Part 34 (2/2)
”Then I guess it's your funeral,” said Pete. ”There ain't a chance in a dozen the right one will come. What colour was it?”
”Yellow, and big as a bird.”
”The Emperor, likely,” said Pete. ”You dig for that kind, and they are not numerous, so's 'at you can smash 'em for fun.”
”Well, I can try to get one, anyway,” said Mrs. Comstock. ”I forgot all about bringing anything to put them in. You take a pinch on their wings until I make a poke.”
Mrs. Comstock removed her ap.r.o.n, tearing off the strings. She unfastened and stepped from the skirt of her calico dress. With one ap.r.o.n string she tied shut the band and placket. She pulled a wire pin from her hair, stuck it through the other string, and using it as a bodkin ran it around the hem of her skirt, so shortly she had a large bag. She put several branches inside to which the moths could cling, closed the mouth partially and held it toward Pete.

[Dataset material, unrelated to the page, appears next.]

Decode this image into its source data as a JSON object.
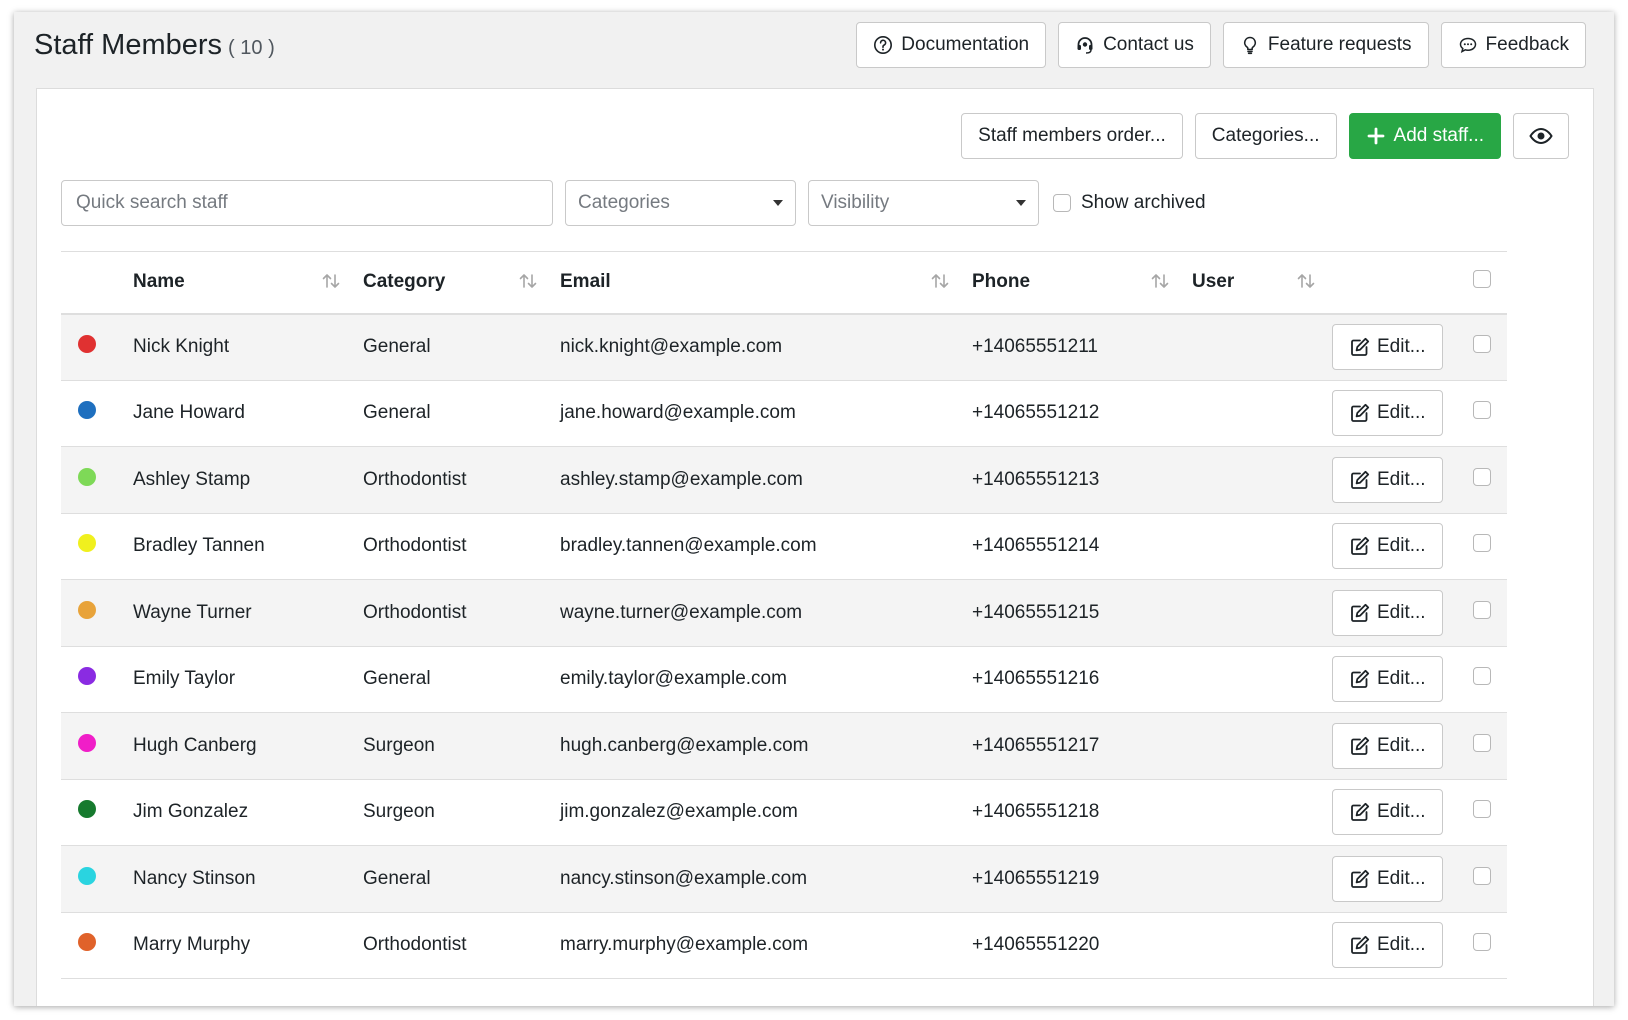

”Put your hand well down and let the things go!” she ordered. ”But be careful, man! Don't run into the twigs! Easy! That's one. Now the other.
Is the one on my head gone? There was one on my dress, but I guess it flew. Here comes a kind of a gray-looking one.”
Pete slipped several more moths into the bag.
”Now, that's five, Mrs. Comstock,” he said. ”I'm sorry, but you'll have to make that do. You must get out of here lively. Your lights will be taken for hurry calls, and inside the next hour a couple of men will ride here like fury. They won't be nice Sunday-school men, and they won't hold bags and catch moths for you. You must go quick!”
Mrs. Comstock laid down the bag and pulled one of the lanterns lower.
”I won't budge a step,” she said. ”This land doesn't belong to you.
You have no right to order me off it. Here I stay until I get a Yellow Emperor, and no little petering thieves of this neighbourhood can scare me away.”
”You don't understand,” said Pete. ”I'm willing to help Elnora, and I'd take care of you, if I could, but there will be too many for me, and they will be mad at being called out for nothing.”
”Well, who's calling them out?” demanded Mrs. Comstock. ”I'm catching moths. If a lot of good-for-nothings get fooled into losing some sleep, why let them, they can't hurt me, or stop my work.”
”They can, and they'll do both.”
”Well, I'll see them do it!” said Mrs. Comstock. ”I've got Robert's revolver in my dress, and I can shoot as straight as any man, if I'm mad enough. Any one who interferes with me to-night will find me mad a-plenty. There goes another!”
She stepped into the light and waited until a big brown moth settled on her and was easily taken. Then in light, airy flight came a delicate pale green thing, and Mrs. Comstock started in pursuit. But the scent was not right. The moth fluttered high, then dropped lower, still lower, and sailed away. With outstretched hands Mrs. Comstock pursued it. She hurried one way and another, then ran over an object which tripped her and she fell. She regained her feet in an instant, but she had lost sight of the moth. With livid face she turned to the crouching man.
”You nasty, sneaking son of Satan!” she cried. ”Why are you hiding there? You made me lose the one I wanted most of any I've had a chance at yet. Get out of here! Go this minute, or I'll fill your worthless carca.s.s so full of holes you'll do to sift cornmeal. Go, I say! I'm using the Limberlost to-night, and I won't be stopped by the devil himself! Cut like fury, and tell the rest of them they can just go home.
Pete is going to help me, and he is all of you I need. Now go!”
The man turned and went. Pete leaned against a tree, held his mouth shut and shook inwardly. Mrs. Comstock came back panting.
”The old scoundrel made me lose that!” she said. ”If any one else comes snooping around here I'll just blow them up to start with. I haven't time to talk. Suppose that had been yellow! I'd have killed that man, sure! The Limberlost isn't safe to-night, and the sooner those whelps find it out, the better it will be for them.”
Pete stopped laughing to look at her. He saw that she was speaking the truth. She was quite past reason, sense, or fear. The soft night air stirred the wet hair around her temples, the flickering lanterns made her face a ghastly green. She would stop at nothing, that was evident.
Pete suddenly began catching moths with exemplary industry. In putting one into the bag, another escaped.
”We must not try that again,” said Mrs. Comstock. ”Now, what will we do?”
”We are close to the old case,” said Pete. ”I think I can get into it.
Maybe we could slip the rest in there.”
”That's a fine idea!” said Mrs. Comstock. ”They'll have so much room there they won't be likely to hurt themselves, and the books say they don't fly in daytime unless they are disturbed, so they will settle when it's light, and I can come with Elnora to get them.”